Les dirigeants de Taser France ont accusé Olivier Besancenot de ne pas être en mesure de donner les noms des victimes du Taser qu’il a évoqué, Il n’a pas pu le faire dans la mesure où ses prétendues victimes n’ont jamais existé». Elles n’ont jamais existé ? Surprenante naïveté. Ajoutons que, le 23 novembre 2007, le comité de l’ONU contre la torture estimait que l’utilisation du Taser constitue « une forme de torture » et « peut même provoquer la mort ».
Envoyé Spécial diffusait cette semaine – et c’est ce qui m’a finalement décidé à réagir à ce sujet – un reportage sur les « copwatchers », des comités de citoyens qui, aux Etats-Unis, filment les interventions des forces de l’ordre afin de s’assurer qu’ils ne commettent pas de bavure. Parmi les personnes interrogées, une femme dont la père avait été tué suite à des décharges de Taser. Pas de procès pour les policiers faute de preuve, aucun copwatcher n’était présent au moment de l’incident.

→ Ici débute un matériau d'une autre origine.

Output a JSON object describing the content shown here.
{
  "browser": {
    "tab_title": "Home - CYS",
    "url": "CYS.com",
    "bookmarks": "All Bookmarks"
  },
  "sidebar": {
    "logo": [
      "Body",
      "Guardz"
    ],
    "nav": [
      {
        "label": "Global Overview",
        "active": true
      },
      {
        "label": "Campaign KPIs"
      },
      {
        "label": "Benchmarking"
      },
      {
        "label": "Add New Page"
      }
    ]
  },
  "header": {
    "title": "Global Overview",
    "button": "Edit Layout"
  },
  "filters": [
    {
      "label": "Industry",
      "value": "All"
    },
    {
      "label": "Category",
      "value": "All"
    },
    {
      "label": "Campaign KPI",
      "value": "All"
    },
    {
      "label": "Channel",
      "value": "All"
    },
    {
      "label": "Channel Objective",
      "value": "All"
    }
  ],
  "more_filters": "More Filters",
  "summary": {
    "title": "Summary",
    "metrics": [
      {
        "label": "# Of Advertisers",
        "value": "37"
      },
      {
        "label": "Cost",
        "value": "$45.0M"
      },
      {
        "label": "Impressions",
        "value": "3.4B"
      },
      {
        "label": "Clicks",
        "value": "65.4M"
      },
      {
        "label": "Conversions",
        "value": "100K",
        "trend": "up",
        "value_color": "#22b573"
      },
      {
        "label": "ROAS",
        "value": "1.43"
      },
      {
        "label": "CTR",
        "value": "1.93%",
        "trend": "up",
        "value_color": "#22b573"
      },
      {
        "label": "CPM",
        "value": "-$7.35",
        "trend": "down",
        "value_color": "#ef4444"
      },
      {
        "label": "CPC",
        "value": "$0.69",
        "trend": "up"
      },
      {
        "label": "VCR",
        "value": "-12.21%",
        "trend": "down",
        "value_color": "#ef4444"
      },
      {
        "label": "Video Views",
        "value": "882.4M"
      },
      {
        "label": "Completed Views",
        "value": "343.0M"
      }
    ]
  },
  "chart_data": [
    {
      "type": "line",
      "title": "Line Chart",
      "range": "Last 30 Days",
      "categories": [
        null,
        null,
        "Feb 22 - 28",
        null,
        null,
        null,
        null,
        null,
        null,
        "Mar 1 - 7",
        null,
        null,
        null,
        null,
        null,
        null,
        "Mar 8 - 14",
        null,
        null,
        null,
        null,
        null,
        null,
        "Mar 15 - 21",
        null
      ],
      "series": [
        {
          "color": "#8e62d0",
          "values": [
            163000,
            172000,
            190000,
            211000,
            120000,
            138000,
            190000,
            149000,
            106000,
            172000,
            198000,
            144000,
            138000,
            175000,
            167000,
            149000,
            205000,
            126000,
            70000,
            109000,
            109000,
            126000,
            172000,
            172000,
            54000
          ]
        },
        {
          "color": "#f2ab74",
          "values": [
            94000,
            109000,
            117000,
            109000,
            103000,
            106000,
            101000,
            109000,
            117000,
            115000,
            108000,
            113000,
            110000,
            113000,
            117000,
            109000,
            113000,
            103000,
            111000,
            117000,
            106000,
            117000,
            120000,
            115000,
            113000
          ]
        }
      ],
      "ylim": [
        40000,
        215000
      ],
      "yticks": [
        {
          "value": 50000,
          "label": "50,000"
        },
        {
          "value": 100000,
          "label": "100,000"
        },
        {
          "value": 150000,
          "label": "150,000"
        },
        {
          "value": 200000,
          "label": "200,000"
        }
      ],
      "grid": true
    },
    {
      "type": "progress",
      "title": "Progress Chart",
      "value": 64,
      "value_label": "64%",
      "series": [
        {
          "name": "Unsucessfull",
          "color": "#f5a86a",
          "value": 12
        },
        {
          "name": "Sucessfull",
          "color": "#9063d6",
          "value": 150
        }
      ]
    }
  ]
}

Toujours outre-atlantique, je me souviens qu’au Canada, où je me suis rendu ces derniers mois, l’arme est accusée d’avoir provoqué la mort de 20 personnes, ce qui commence à susciter le débat. Vous avez certainement entendu parler de ce Polonais tué dans l’aéroport de Vancouver parce que des policiers le trouvaient agité. J’ai effectué un stage au Journal Communautaire Le Monde, mensuel de l’arrondissement Villeray Saint-Michel Parc-Extension de Montréal. Dans un article de l’édition de février 2008 était évoqué un débat de citoyens suite au décès de Quilem Registre, un habitant décédé de ses blessures infligées par un Taser.
Est-ce que tous ses décès sont directement liés à la décharge de Taser, cette arme « incapacitante à transfert d’énergie » ? Des études contradictories ont été réalisées à ce sujet. Si les conséquences d’une balle de pistolet sont sûrement plus graves qu’une décharge de Taser, le débat doit se poser. Car le risque est qu’à force de considérer cette arme comme « inoffensive », on finisse par s’en servir à n’importe quelle occasion, alors qu’il existe actuellement un consensus sur l’usage exceptionnel et justifié de cette arme.